En Flandre, le gouvernement moderne qui vient de s’installer s’intéresse en effet beaucoup aux classes populaires. Ce nouveau gouvernement moderne est de droite. Il aime l’ordre et en donne beaucoup : les pauvres en Flandre auront donc davantage de devoirs, les chômeurs en Flandre auront davantage de contraintes, les nouveaux arrivants en Flandre auront davantage d’obligations. Maintenant, en Flandre, les plus pauvres seront obligés de travailler même quand ils ne trouvent pas de travail. Ils n’auront plus le choix, les pauvres. Ils n’avaient déjà pas le choix de ne pas payer leurs impôts, ils n’auront désormais pas le choix de refuser le travail obligatoire. Même lorsque ce n’est pas leur faute s’ils ne travaillent pas : demain, en Flandre, le pauvre, il aura juste le droit de faire ce qu’on lui dit de faire.
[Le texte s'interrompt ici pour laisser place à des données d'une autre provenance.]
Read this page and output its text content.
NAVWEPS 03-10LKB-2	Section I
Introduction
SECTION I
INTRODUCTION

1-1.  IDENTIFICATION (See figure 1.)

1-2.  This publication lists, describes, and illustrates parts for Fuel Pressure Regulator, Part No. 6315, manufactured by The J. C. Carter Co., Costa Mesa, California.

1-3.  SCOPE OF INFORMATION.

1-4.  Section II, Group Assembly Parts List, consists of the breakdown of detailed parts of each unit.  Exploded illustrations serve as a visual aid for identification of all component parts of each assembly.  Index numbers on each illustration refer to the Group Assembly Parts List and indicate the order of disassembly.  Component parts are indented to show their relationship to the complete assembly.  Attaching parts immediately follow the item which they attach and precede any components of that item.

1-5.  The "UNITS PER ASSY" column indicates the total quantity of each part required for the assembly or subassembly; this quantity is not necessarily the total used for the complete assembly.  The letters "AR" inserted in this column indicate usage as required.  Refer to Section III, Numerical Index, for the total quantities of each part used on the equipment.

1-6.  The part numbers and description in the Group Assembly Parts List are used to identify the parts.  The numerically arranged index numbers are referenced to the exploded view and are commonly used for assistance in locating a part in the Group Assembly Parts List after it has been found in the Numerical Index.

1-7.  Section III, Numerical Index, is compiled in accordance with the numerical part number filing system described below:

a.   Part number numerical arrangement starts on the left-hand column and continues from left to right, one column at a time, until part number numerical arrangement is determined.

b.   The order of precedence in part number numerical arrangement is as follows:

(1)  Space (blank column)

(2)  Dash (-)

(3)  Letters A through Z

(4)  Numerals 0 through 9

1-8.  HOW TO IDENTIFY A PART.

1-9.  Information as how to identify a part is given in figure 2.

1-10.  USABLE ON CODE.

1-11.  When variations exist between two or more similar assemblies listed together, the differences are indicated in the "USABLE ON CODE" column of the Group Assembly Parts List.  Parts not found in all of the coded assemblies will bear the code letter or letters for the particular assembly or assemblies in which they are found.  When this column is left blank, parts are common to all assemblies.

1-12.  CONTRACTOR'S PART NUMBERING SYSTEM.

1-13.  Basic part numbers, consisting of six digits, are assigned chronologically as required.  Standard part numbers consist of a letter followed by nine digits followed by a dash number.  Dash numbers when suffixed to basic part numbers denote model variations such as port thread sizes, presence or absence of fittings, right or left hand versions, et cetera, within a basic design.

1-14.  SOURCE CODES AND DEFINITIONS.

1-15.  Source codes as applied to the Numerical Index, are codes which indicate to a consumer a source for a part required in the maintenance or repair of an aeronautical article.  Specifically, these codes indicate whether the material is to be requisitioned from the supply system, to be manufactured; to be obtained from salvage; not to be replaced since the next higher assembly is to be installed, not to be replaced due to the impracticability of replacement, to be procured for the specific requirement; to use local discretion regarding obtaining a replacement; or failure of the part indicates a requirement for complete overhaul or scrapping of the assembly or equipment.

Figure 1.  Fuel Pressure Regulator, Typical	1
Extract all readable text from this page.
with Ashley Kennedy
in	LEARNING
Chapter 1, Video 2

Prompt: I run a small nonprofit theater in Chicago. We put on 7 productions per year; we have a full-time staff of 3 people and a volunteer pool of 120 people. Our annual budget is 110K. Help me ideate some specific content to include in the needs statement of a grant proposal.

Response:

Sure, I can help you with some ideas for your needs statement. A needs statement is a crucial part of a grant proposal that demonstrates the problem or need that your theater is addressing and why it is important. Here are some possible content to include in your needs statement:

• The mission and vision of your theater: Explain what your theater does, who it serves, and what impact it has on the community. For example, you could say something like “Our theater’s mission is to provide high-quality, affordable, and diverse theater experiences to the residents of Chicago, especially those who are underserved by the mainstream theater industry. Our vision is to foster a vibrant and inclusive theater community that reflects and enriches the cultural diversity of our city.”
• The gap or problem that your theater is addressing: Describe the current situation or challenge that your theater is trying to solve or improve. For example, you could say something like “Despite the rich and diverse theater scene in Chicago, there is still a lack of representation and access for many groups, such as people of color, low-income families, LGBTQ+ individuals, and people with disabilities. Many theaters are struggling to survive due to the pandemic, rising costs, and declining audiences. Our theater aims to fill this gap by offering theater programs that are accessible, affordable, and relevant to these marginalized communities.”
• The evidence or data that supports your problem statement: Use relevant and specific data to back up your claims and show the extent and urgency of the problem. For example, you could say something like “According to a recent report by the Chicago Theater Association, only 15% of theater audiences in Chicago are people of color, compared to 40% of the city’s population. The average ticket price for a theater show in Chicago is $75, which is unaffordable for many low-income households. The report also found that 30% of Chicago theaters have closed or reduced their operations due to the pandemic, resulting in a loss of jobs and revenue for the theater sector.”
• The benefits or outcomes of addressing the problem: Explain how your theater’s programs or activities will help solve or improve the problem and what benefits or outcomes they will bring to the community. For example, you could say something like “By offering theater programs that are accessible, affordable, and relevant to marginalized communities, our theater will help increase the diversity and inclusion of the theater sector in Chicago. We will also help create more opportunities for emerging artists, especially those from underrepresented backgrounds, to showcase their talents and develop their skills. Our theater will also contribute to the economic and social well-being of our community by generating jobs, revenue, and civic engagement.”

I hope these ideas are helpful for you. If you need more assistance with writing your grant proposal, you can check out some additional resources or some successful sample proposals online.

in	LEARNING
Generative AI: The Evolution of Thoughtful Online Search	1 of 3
Sauf qu’il a aussi gagné un droit, le pauvre. Celui de ne plus devoir venir emmerder le gouvernement moderne qui se chargera d’administrer ses affaires communes. Il a gagné le droit de se taire : le vote ne sera plus obligatoire en Flandre aux élections communales et provinciales. L’abstention, toujours croissante dans les pays occidentaux, est systématiquement plus forte chez les moins diplômés et chez les plus pauvres. Elle le sera encore plus une fois acquise la liberté de ne pas aller voter. Les classes dominantes, accordant l’apparence d’une liberté aux classes dominées, en seront encore moins les obligées. Toujours moins dépendantes de leur consentement, elles en deviendront encore plus libres d’imposer toujours plus d’obligations aux classes dominées. C’est Henri Lacordaire, un catholique libéral, qui l’écrivait hier :  » Entre le fort et le faible, entre le riche et le pauvre, entre le maître et le serviteur, c’est la liberté qui opprime, et la loi qui affranchit « . En Flandre demain l’électeur pauvre n’ira plus voter, l’électeur riche se choisira le comité chargé d’administrer les affaires de la commune, le devoir du faible sera de faire ce qu’on lui dit de faire, et la faute du pauvre non plus seulement de ne pas s’être trouvé un travail, mais aussi de n’avoir pas daigné donner son avis alors qu’il en avait le droit. Qui s’étonnera que le faible et le pauvre prennent alors leur droit à l’insurrection comme un devoir ?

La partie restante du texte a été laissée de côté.